With apologies to Mitch Albom, here’s my take on the five people a pastor needs in church.

  1. A friend. Because pastors are human beings, we need a social network of friends.  But some pastors continue to believe that a pastor can’t be friends with people in his or her congregation.  A pastor should not play favorites among church members, but that is far different than valuing the friendship of some members.  Friends are the ones who keep your kids, invite you out to eat, drop by unannounced, and care about what’s happening in your life.  Friends know the real you, and pastors need friends in church who know us in all of our humanity.
  2. A counselor. Pastors need friends, but they also need counselors.  Usually you only need one or two, but you need a wise, thoughtful person in the congregation who will give you an honest assessment of your ideas, vision, and goals.  The Bible itself presents the idea that there is “wisdom in many counselors.”
  3. A pray-er. Not a prayer, but a pray-er — someone who prays for you and the church.  Daily.  Regularly.  Fervently.  Paul encourages young Timothy to offer prayers for leaders, and church leaders need people who pray regularly for them.  The legendary story of Charles Spurgeon’s “power plant” — the prayer room at his church — needs to be realized in our churches today.  Pastors should be at the top of somebody’s prayer list.
  4. A critic. Of course, critics seem to be in abundant supply in many churches.  But pastors do need critics, too.  We need critics to offer the counterpoint to our ideas, vision, and dreams.  While praise is wonderful, we learn from criticism, especially when it is honest, helpful, and loving.
  5. A supporter. In every church I have served, I have enjoyed great support from wonderful people.  Supporters aren’t just fans of the pastor.  Supporters are genuinely enthusiastic about the pastor’s leadership, the direction of the church, and the vision the church shares for ministry.  Supporters provide the labor for our dreams together, enabling the church to move forward.

What do you think about these five people a pastor needs?  Would you add any others?  Have you experienced some or all of these in your own ministry?  I’d like to hear your thoughts and experiences.

9 thoughts on “The Five People A Pastor Needs In Church”

  1. Really helpful. Thank you. It was encouraging to see people in ny congregation who are already fitting these roles. Reminded me of how blessed I am. Was also helpful to know who else I need to find.

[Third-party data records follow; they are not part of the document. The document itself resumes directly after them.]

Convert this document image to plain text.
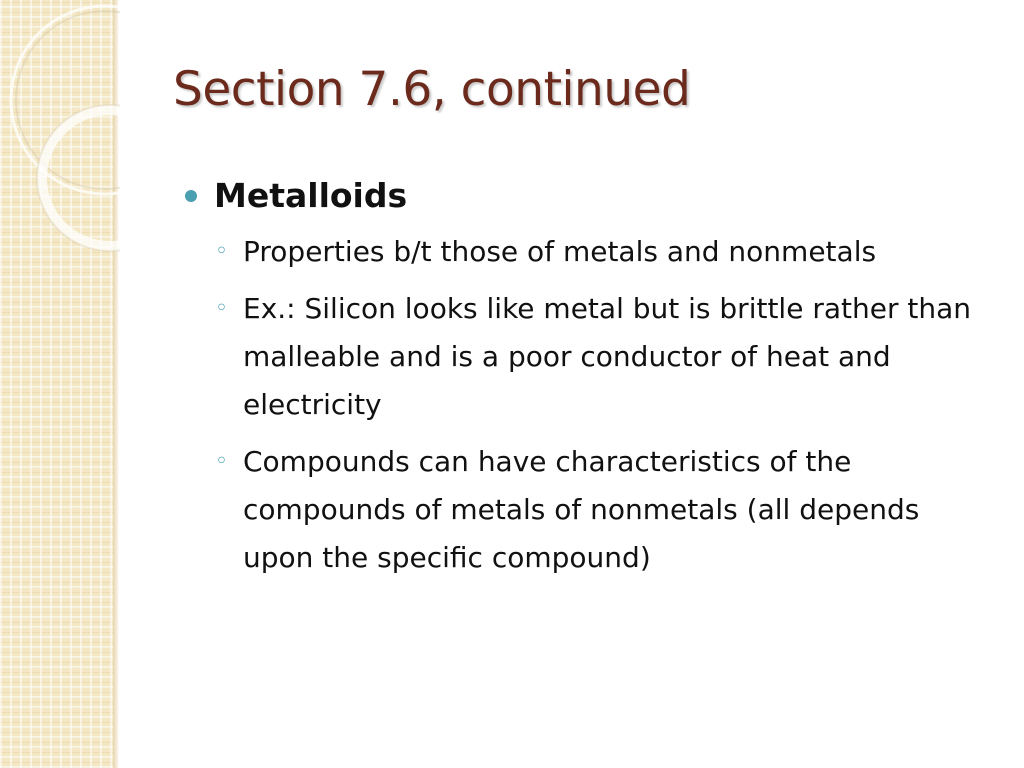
Section 7.6, continued
Metalloids
◦ Properties b/t those of metals and nonmetals
◦ Ex.: Silicon looks like metal but is brittle rather than malleable and is a poor conductor of heat and electricity
◦ Compounds can have characteristics of the compounds of metals of nonmetals (all depends upon the specific compound)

    One thing I’d change is, we need a LOVING critic.

    Thanks again.

  2. Regarding #3, we have challenged our men to become part of the Nickel Defense. Sort of a play on words with a football defensive strategy, but we want men praying for our pastor. Men are challenged to carry a nickel in their pocket all week as a reminder to pray for the pastor at least five times that week (for ministry, family, marriage, inspiration, leadership, vision, etc.). Then on Sunday, give the nickel to the pastor before the service. We want our pastor preaching with a pocket full of nickels, which represents all the prayer that went up on his behalf.

  3. Ben, thanks for your comment. I’ve subscribed to your blog. Sounds like you guys are doing interesting stuff in London.

    Scott, what a great idea! Have you posted this on your blog? I’d like to link to it. Hope you guys are well.

  4. I find this very beneficial but disagree with the “critic” comments. I do not believe in “constuctive criticism.” Criticism is criticism no matter what! Criticism is a judging of something. I believe that a pastor that is sitting under the “under-shepherd” of Jesus has the vision for the work from the “Great Shepherd.” To criticize him is to imply that he is not hearing from Jesus about the ministry. When I say something to the pastor I build up what is positive about him and his work while praying for what I don’t agree with. If he has the ear of the Lord the Lord will minister what is right in the area – if I am wrong then God will show my. God says, “touch not my anointed” – I believe critisism underminds and does not build.

  5. Thanks for these thoughtful suggestions. I think the word that goes with all five roles at their best is “mature.” The best friends, counselors, pray-ers, critics and supportors are grown-up, spiritually and emotionally — as are the best pastors. (Of course pastors can also learn from managing our response to immature critics!)

  6. Praise Jesus . i thank you for your ministry to us.
    i AM A pastor from Uganda Africa married to Liz with 4 children , a founder of BACK TO PENTECOSTAL MOVEMENT MISSION ,and i have opened one church call BACK TO THE PENTECOSTAL CHURCH, under a tree with 4 members now we are 100 and many children in the church.
    I enjoyed and loved your web and teachings. My reason to write to you is i feel you to be my friend and a partner i feel you to visit me in Uganda , i felt to visit you but my church is not able to support me but i am thirsty for God. Reach me in Uganda if the holly spirit convicts you as he convicted me to email you.

    Waiting to heart from you. thank you.

  7. i totaly agree the four people we need but not a critic,we instead need a mentor to groom us to be with charactor in ministry.